The puranagama lifestyle revolved
around six traditions. Chenna refers to the shifting plot cultivation
which allowed soil to regenerate through organic deposits from the
surrounding forest. The Kamatha, or threshing floor, provided the
stage for ritual dramas enacted for Gods, relatives and Yaksha spirits,
bringing the different lokas or worlds, together in one affirmation
of life and fertility. The pela was the tree house where the 'twilight
language' of Ingiya was sung to keep marauding elephants away from
the fields. The residence of the local deity, a rock or tree thought
to be inhabited by some divine presence was known as the dewale. (Later,
under Indian influence, deities were invited to inhabit temples of
wood or stone.) Rajakaraya literally means service to the King and
was based on the common consensus that financial freedom of the individual
was subordinate to the communities collective welfare. The King and
his ministers would construct works for the common good, such as entire
irrigation systems, and local communities would maintain the fertility
and balance of whole eco-systems for the benefit of future generations.
The Wewa was the village tank, used for bathing, washing and irrigation.
The traditional water management
system at Ulpotha has been restored by creating bunds or dykes, which
separate two smaller tanks from the main reservoir. By opening the
sanctuary up to small groups for 14 weeks a year, the intention is
to generate funds for further rehabilitation in the area. "Ultimately
we hope to turn the whole area into an organic farming basin",
says farmer Viren Perera. Ulpotha will also serve as a blue print
for similar projects in other parts of the island. "We are trying
to stop urban migration by investing in an age old wisdom of Lanka's
alternative mud culture", explains Manik Sandarasagara. "We
want to show that you can take a piece of land and make it fully sustainable.
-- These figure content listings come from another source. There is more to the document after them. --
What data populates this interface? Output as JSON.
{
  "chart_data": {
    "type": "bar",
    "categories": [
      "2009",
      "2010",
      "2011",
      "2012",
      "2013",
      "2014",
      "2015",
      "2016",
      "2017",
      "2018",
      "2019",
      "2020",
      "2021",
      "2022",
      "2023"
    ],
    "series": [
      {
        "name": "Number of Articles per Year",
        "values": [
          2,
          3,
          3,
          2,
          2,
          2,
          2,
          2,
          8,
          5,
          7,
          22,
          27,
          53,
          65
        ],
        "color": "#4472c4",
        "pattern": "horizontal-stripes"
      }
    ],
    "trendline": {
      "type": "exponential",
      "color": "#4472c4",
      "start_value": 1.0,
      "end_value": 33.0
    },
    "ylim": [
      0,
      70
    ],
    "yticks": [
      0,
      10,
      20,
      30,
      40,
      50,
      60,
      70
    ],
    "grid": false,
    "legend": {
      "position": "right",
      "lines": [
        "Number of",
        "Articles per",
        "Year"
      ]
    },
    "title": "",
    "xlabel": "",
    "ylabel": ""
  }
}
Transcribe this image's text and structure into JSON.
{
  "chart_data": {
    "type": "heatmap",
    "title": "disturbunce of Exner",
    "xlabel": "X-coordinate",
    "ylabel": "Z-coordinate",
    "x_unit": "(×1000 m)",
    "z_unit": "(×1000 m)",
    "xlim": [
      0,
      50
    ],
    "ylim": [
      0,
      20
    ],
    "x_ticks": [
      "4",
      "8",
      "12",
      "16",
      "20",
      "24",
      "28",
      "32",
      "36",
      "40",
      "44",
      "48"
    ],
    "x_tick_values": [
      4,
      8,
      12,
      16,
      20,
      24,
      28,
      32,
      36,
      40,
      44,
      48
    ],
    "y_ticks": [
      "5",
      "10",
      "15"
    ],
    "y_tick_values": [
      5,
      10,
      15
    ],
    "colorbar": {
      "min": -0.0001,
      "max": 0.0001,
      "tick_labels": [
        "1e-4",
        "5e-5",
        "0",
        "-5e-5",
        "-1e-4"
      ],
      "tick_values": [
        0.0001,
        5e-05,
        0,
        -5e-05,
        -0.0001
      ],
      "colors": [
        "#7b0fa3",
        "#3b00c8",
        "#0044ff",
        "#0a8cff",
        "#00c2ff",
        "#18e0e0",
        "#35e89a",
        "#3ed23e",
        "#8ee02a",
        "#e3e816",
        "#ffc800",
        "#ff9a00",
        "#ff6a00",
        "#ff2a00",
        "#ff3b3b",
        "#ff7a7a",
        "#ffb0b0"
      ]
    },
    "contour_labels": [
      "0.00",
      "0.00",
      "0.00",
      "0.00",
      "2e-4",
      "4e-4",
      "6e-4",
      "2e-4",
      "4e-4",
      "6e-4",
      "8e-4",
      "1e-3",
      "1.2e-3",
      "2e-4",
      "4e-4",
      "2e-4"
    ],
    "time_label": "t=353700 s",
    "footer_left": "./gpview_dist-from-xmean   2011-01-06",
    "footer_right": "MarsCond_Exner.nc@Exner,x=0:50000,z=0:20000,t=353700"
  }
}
Qualitatively we can live better here than anyone in the city. Ulpotha
was built as our project report rather than wasting time writing lengthy
documents".
At a cost of US$150 a day the
Ulpotha experience of "living the tradition" does not come
cheap but it was never intended to rank alongside conventional tourist
destinations. "The village has evolved organically into what
it is now" says Viren Perera, "anyone who comes here comes
as a guest of the village". Visitors to Ulpotha will not find
the amenities available in a hotel from the same price bracket. The
huts are functional and comfortable but simple and spartan. Local
materials have been used throughout. The swimming pool is not a blue
tiled chlorinated basin but a freshwater lake fringed by flowering
lilies. Swimming below surging hills covered in giant boulders and
thick vegetation sparks visions of the Garden of Eden. At the end
of the rainy season when the tank is spilling over, the excess water
creates a natural jacuzzi at one end of the bund. By design there
is no electricity, all the lighting being provided by candle flares
and oil lamps. "The luxury here is nature herself" says
Perera.
The concept of eco-tourism has
presented the opportunity for an industry which has left an indelible
mark on traditional societies around the world to create a symbiotic
relationship between developers and the environment. At the same time,
it has provided a buzz word to be exploited by the hotel industry
in a bid to satisfy the conscience of customers. The Ulpotha sanctuary
has pushed the parameters of eco-tourism to its purest extreme, creating
a naturally regenerative environment where the conception of time
and space seems to be suspended in the flow of tradtional life, untainted
by the intrusive pressures of the twentieth century. "It is an
entirely different experience of sound, smell, looks and everything
else", maintains Manik Sandarasagara.
Although the sanctuary is open
for groups to pursue yoga, meditation or other courses given by teachers
of holistic therapies, individuals are also welcome to come of their
own accord. The luxuriant growth of and diversity of plant life within
the confines of Ulpotha combined with the sheer tranquillity to make
it a unique and healing experience just to be there.